Beitragvon Redaktion » 11.02.2019, 13:16

Formel-1-Boss Chase Carey äußert sich zu den Promoter-Vorwürfen - Er zeigt sich über die öffentliche Kritik verwundert - Russland-Promoter erfährt Gegenwind
Chase Carey

Formel-1-Boss Carey lässt sich die Kritik nicht gefallen

Das Formel-1-Management hat auf die Anschuldigungen der Rennpromoter reagiert. Formel-1-Boss Chase Carey hat die Kritik der Formula One Promoters' Association (FOPA) als "merkwürdig" kommentiert. Er besteht darauf, dass Liberty Media an den Zukunftsplänen festhalten werde. Einige Veranstalter stellten sich in der Zwischenzeit ebenfalls hinter Carey und dessen Team.

16 Rennpromoter haben Ende Januar in einem öffentlichen Statement die neue Formel-1-Führung kritisiert.
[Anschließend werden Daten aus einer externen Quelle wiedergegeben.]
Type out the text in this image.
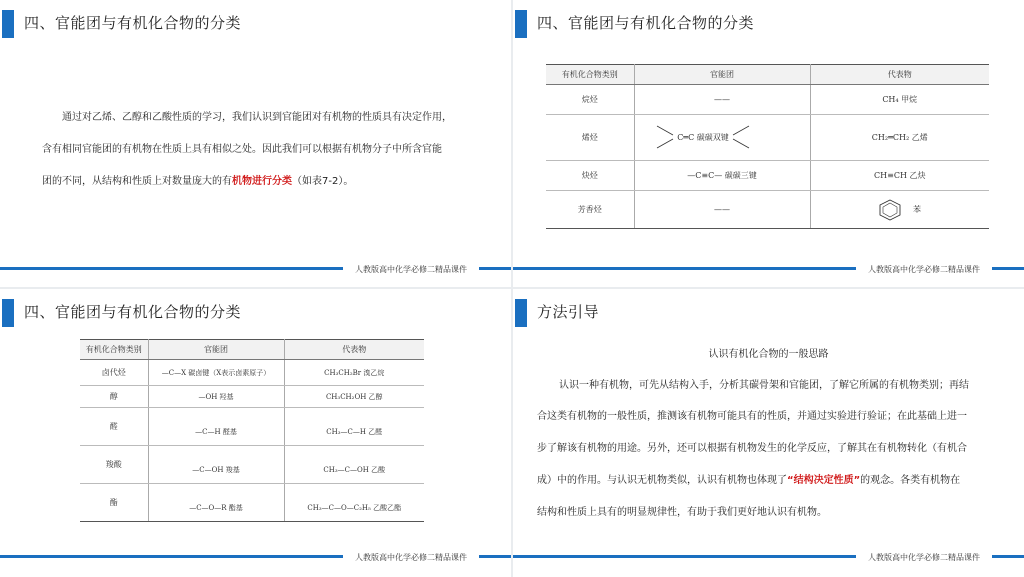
四、官能团与有机化合物的分类
通过对乙烯、乙醇和乙酸性质的学习，我们认识到官能团对有机物的性质具有决定作用，
含有相同官能团的有机物在性质上具有相似之处。因此我们可以根据有机物分子中所含官能
团的不同，从结构和性质上对数量庞大的有机物进行分类（如表7-2）。
人教版高中化学必修二精品课件
四、官能团与有机化合物的分类
有机化合物类别	官能团	代表物
烷烃	——	CH₄ 甲烷
烯烃	C═C 碳碳双键	CH₂═CH₂ 乙烯
炔烃	—C≡C— 碳碳三键	CH≡CH 乙炔
芳香烃	——	苯
人教版高中化学必修二精品课件
四、官能团与有机化合物的分类
有机化合物类别	官能团	代表物
卤代烃	—C—X 碳卤键（X表示卤素原子）	CH₃CH₂Br 溴乙烷
醇	—OH 羟基	CH₃CH₂OH 乙醇
醛	—C—H 醛基	CH₃—C—H 乙醛
羧酸	—C—OH 羧基	CH₃—C—OH 乙酸
酯	—C—O—R 酯基	CH₃—C—O—C₂H₅ 乙酸乙酯
人教版高中化学必修二精品课件
方法引导
认识有机化合物的一般思路
认识一种有机物，可先从结构入手，分析其碳骨架和官能团，了解它所属的有机物类别；再结
合这类有机物的一般性质，推测该有机物可能具有的性质，并通过实验进行验证；在此基础上进一
步了解该有机物的用途。另外，还可以根据有机物发生的化学反应，了解其在有机物转化（有机合
成）中的作用。与认识无机物类似，认识有机物也体现了“结构决定性质”的观念。各类有机物在
结构和性质上具有的明显规律性，有助于我们更好地认识有机物。
人教版高中化学必修二精品课件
Dem Management wurde vorgeworfen, zu sehr auf Pay-TV-Deals zu setzen, außerdem keinen klaren Austausch mit den Pomotern zu forcieren und neue Rennen nicht im Interesse der bereits bestehenden einzuführen. Carey hat nun auf diese Vorwürfe reagiert. Es sei keine Überraschung, dass manche Austragungsorte verärgert sind, so der US-Amerikaner.
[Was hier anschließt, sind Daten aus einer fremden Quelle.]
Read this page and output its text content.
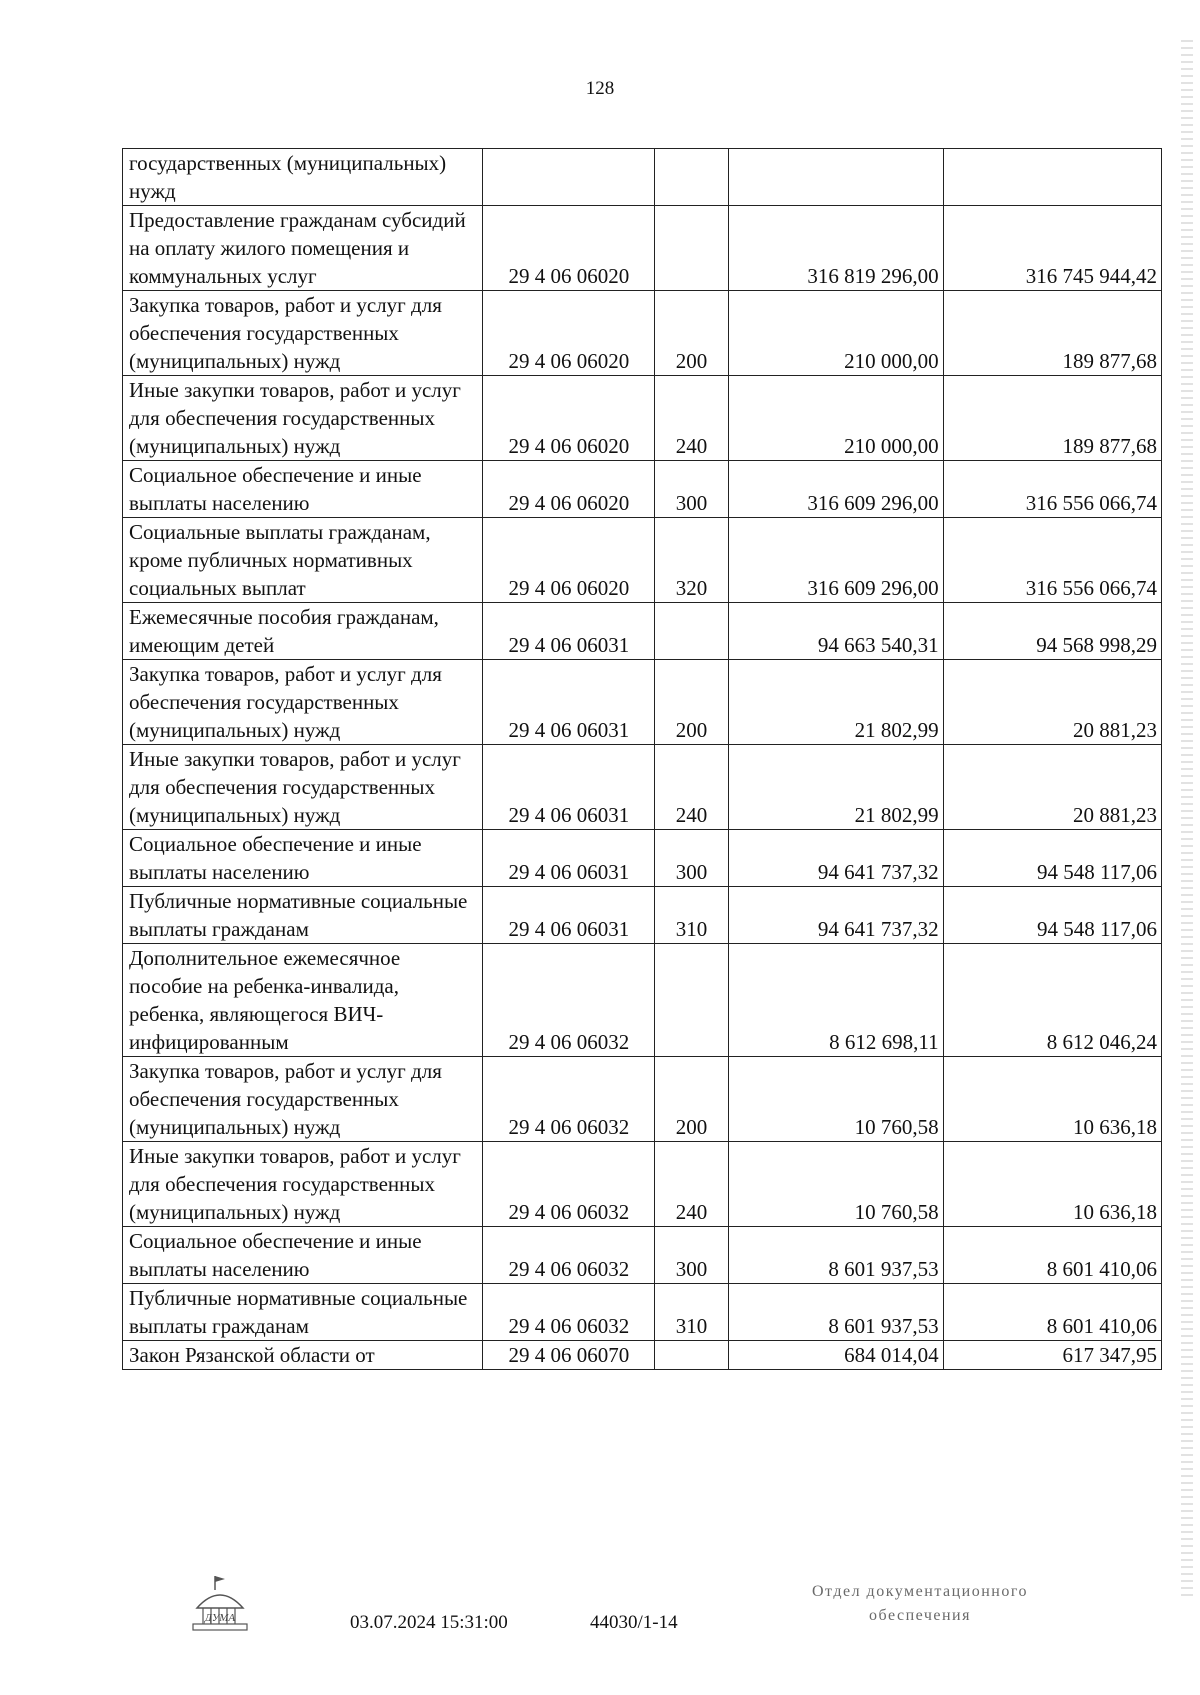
128
государственных (муниципальных) нужд				
Предоставление гражданам субсидий на оплату жилого помещения и коммунальных услуг	29 4 06 06020		316 819 296,00	316 745 944,42
Закупка товаров, работ и услуг для обеспечения государственных (муниципальных) нужд	29 4 06 06020	200	210 000,00	189 877,68
Иные закупки товаров, работ и услуг для обеспечения государственных (муниципальных) нужд	29 4 06 06020	240	210 000,00	189 877,68
Социальное обеспечение и иные выплаты населению	29 4 06 06020	300	316 609 296,00	316 556 066,74
Социальные выплаты гражданам, кроме публичных нормативных социальных выплат	29 4 06 06020	320	316 609 296,00	316 556 066,74
Ежемесячные пособия гражданам, имеющим детей	29 4 06 06031		94 663 540,31	94 568 998,29
Закупка товаров, работ и услуг для обеспечения государственных (муниципальных) нужд	29 4 06 06031	200	21 802,99	20 881,23
Иные закупки товаров, работ и услуг для обеспечения государственных (муниципальных) нужд	29 4 06 06031	240	21 802,99	20 881,23
Социальное обеспечение и иные выплаты населению	29 4 06 06031	300	94 641 737,32	94 548 117,06
Публичные нормативные социальные выплаты гражданам	29 4 06 06031	310	94 641 737,32	94 548 117,06
Дополнительное ежемесячное пособие на ребенка-инвалида, ребенка, являющегося ВИЧ-инфицированным	29 4 06 06032		8 612 698,11	8 612 046,24
Закупка товаров, работ и услуг для обеспечения государственных (муниципальных) нужд	29 4 06 06032	200	10 760,58	10 636,18
Иные закупки товаров, работ и услуг для обеспечения государственных (муниципальных) нужд	29 4 06 06032	240	10 760,58	10 636,18
Социальное обеспечение и иные выплаты населению	29 4 06 06032	300	8 601 937,53	8 601 410,06
Публичные нормативные социальные выплаты гражданам	29 4 06 06032	310	8 601 937,53	8 601 410,06
Закон Рязанской области от	29 4 06 06070		684 014,04	617 347,95
ДУМА	03.07.2024 15:31:00	44030/1-14
Отдел документационного
обеспечения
Allerdings ist der Formel-1-Boss zuversichtlich, dass die "große Mehrheit" den Kurs von Liberty weiterhin unterstützt. "Realistisch betrachtet wird man immer ein paar finden, die sich über etwas aufregen, wenn man 21 Personen in einem Raum versammelt", reagiert Carey gegenüber 'ESPN' gelassen. Seiner Ansicht nach sei das Treffen mit den Rennpromotern in London sehr positiv verlaufen. Die meisten hätten "große Anerkennung" für die Arbeit des Managements zum Ausdruck gebracht.

Statement kurz vor FOM-Treffen veröffentlicht

"So spielt eben das Leben, dass manche etwas suchen, über das sie sich beschweren können. Das ändert allerdings nichts an unserer Herangehensweise. Eine Mehrheit der Promoter hat sich unterstützend gezeigt", so Carey. Nachdem sich bereits Russland gegen die Aussagen der 16 Promoter gestellt hatte, zogen wenig später auch Mexiko und Aserbaidschan nach. Auch die Deutschland-Verantwortlichen stimmten danach einen milderen Ton an.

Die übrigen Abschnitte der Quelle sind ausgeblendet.